慣れとは凄いなと思いつつ時計を見ると、まだ練習は終わりそうにない時間だ。それならついでだしと、現在育成中である植物達の様子をみに花壇へと向かった。
たどり着いた花壇には、小さく鮮やかな芽が順調にぽつぽつと顔を出している。
今日の担当がつい先程まで居たようで、あげたばかりの水滴がキラキラと太陽光を受け輝いていた。
勿論雑草なんて見当たらない。栽培部のメンバーは最低基準の5人しかいなく、幽霊部員が内3人。

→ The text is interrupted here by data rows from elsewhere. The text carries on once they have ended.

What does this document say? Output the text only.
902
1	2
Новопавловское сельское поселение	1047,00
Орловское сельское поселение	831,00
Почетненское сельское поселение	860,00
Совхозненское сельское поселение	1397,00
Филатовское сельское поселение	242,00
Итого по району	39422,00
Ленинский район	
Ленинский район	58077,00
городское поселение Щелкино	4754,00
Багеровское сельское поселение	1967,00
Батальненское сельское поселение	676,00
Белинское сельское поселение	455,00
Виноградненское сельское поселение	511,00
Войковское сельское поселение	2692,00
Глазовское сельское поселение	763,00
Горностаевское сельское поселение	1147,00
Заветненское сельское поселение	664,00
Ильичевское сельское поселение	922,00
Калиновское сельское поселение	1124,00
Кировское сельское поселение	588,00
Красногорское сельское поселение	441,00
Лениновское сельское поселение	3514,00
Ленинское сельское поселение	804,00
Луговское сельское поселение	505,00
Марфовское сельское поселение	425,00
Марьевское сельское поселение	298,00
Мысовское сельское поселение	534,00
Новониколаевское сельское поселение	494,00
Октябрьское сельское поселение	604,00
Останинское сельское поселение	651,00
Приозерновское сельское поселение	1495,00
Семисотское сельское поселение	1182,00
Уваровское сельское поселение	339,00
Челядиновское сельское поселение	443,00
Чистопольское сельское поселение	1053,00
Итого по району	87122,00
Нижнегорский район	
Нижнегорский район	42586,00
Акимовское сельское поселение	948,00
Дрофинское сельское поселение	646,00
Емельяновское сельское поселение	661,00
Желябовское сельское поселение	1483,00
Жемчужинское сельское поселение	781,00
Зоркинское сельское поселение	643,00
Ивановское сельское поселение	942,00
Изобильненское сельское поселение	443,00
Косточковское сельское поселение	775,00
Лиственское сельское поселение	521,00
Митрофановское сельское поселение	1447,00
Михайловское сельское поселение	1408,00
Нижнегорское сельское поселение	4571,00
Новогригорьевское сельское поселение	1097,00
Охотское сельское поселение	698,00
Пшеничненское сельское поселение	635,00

だが花壇の様子を見れば、部室に顔を出さないだけで幽霊部員達も休み中の水やりはちゃんとやってくれているようだ。
「綺麗だな…」
開花時期を迎えた花壇近くの段差に座り込むと、暫く眺めたあとゆっくりと目を閉じる。
この花壇は静かな裏庭に位置しており、近くには小さな噴水があるおかげでいつだって心落ち着かせる水音を響かせている。
鈴橋1番のお気に入りの場所だ。
今日は少し肌寒いがここは日光が良く当たる。
じっとしていると服越しにゆっくりとした優しい暖かさが体全体を包み込んでくる。
こんな日にこんな場所で、座って目なんか閉じたりしたら、誰にだって眠りの妖精が舞い降りてくるだろう。
鈴橋も例外ではなく、妖精の誘惑に負け徐々に夢の中へと足を踏み出していった。